そんな俺を見て、夏樹は心配はいらないよと補足をしてくれる。
「今は何とかなってるからそんなビビらなくていいから」
「そ、それならいいんだけどさ」
「で、話を続けると、私はもう二度とお父さんが酷い目に遭わないように、私がちゃんとした通訳になって助ける! って感じで、通訳士を目指すようになった」
「うん、夏樹が通訳になりたい本当の理由を話してくれなかった理由が、めっちゃ分かった」
何で通訳になりたいの? って軽い気持ちで聞いたのに、
今みたいなめちゃくちゃ重い話をされたら、どんな顔をすればいいか分からなくなるからな……。

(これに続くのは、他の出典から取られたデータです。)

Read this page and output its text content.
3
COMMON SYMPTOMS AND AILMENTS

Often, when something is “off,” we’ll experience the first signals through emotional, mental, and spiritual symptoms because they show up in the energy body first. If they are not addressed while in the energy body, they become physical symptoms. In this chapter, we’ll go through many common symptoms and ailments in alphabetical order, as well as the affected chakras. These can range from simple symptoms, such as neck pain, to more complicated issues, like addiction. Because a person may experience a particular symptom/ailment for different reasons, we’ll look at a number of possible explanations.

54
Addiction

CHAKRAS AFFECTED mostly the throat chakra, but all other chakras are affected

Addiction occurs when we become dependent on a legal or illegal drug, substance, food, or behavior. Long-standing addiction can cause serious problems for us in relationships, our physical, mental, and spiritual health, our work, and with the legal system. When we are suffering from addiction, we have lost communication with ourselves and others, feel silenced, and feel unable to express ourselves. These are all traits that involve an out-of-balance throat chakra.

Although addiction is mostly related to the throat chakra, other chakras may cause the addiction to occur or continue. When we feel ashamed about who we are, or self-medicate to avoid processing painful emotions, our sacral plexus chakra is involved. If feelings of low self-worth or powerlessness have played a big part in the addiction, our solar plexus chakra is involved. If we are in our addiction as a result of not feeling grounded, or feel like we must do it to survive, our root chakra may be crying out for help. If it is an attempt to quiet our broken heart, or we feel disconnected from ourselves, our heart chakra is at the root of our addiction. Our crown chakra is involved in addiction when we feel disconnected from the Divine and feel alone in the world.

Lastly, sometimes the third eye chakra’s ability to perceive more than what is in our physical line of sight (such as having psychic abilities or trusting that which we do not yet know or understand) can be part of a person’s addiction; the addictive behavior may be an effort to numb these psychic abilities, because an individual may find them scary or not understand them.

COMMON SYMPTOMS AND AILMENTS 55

「でしょ? だから、なんで目指してるの? って聞かれたら、格好いい大人になりたいからって言ってる」
夏樹は苦笑いしながら俺に話を続ける。
「思春期にもなれば親とあまり話さないじゃん?」
「そうだな」
「最近、私もあまりお父さんと話してなくてさ……」
「まあ、あるあるだな」
「この前、久しぶりに色々と話した。まあ、話したというか、お前は彼氏の部屋に遊びに行きすぎだ! って怒られた感じだけど」
やっぱり俺の部屋に来すぎて、親に何か言われてるんじゃないか……。
夏樹にツッコミを入れそうになったが、まだ話は続きそうなので俺は黙っておく。
「ポンコツ通訳士のせいで酷い目に遭ったお父さんを助けるために通訳になろうと海外留学に行って勉強してくるんだから、彼氏と会えなくなる間際の、今くらいは多めに見てくれてもいいでしょ! ってキレたら……」
「お、おう」
相槌を入れた。
すると、夏樹はムスッとした顔で俺に告げる。
「お前の気持ちは凄く嬉しい。でも、今はお父さんは英語を話せるぞ? あと、会社がデカくなったから『まともな通訳』も十分に雇えてる……、だって」
「あー、うん。ご愁傷様」
「まあ、私も前から、通訳になったところで、本当にお父さんの仕事を手伝うかどうかは微妙なところだったのはわかってた。でも、改めて私が通訳になろうと志した部分を否定されたような感じなわけで……」
父のために通訳になると志したものの、本当に父のために手に入れた力を振るうかどうかは微妙なところだと理解していたらしい。
とはいえ、なんとなく夏樹の気持ちがわかる。
「夢が壊れた気分にはなるな」
「そういうこと。だからまあ、いっそのこと湊と離れたくないし、通訳になるのやめようかな……って」
寂しそうな感じで言う夏樹に、間髪を入れずに俺は言ってやる。
「いや、嘘つくなよ。ここまで頑張ってんだし、絶対にこのまま通訳になってやるってのが夏樹だろ?」
「よくわかってるじゃん。まあ、うん。試しに『通訳になるのやめよっかなって……』って言ったら、湊はどんな反応するかなって気になって話してみただけ」
可愛くない奴という顔で夏樹は俺を見た。
そして、何故か俺の頬をつねってくる。
「なんで、つねる?」
「お前のことは良くわかってるぞ? って湊の顔つきに、なんかムカっとした」
「……そりゃあ、4年も付き合ってたらな?」
俺は自慢げに語った。
そしたら、夏樹はボソッと俺に言う。
「ずっと前から湊にアソコを舐めて欲しいと思ってたことは、全然察してくれなかったくせに」
「……いや、人によってはダメって人も多いし、クールで素っ気ない夏樹さんのことだから、舐められたくないんだろうな~って思ってたわけで」
長ったらしく、いい訳をする。
そしたら、夏樹は俺に呆れたような感じで言った。
「はぁ……、湊が舐めやすいように、ちゃんと綺麗にしてあったでしょ?」
いや、さすがにそれで舐めて欲しいというのを察しろは難易度が高すぎだろ……。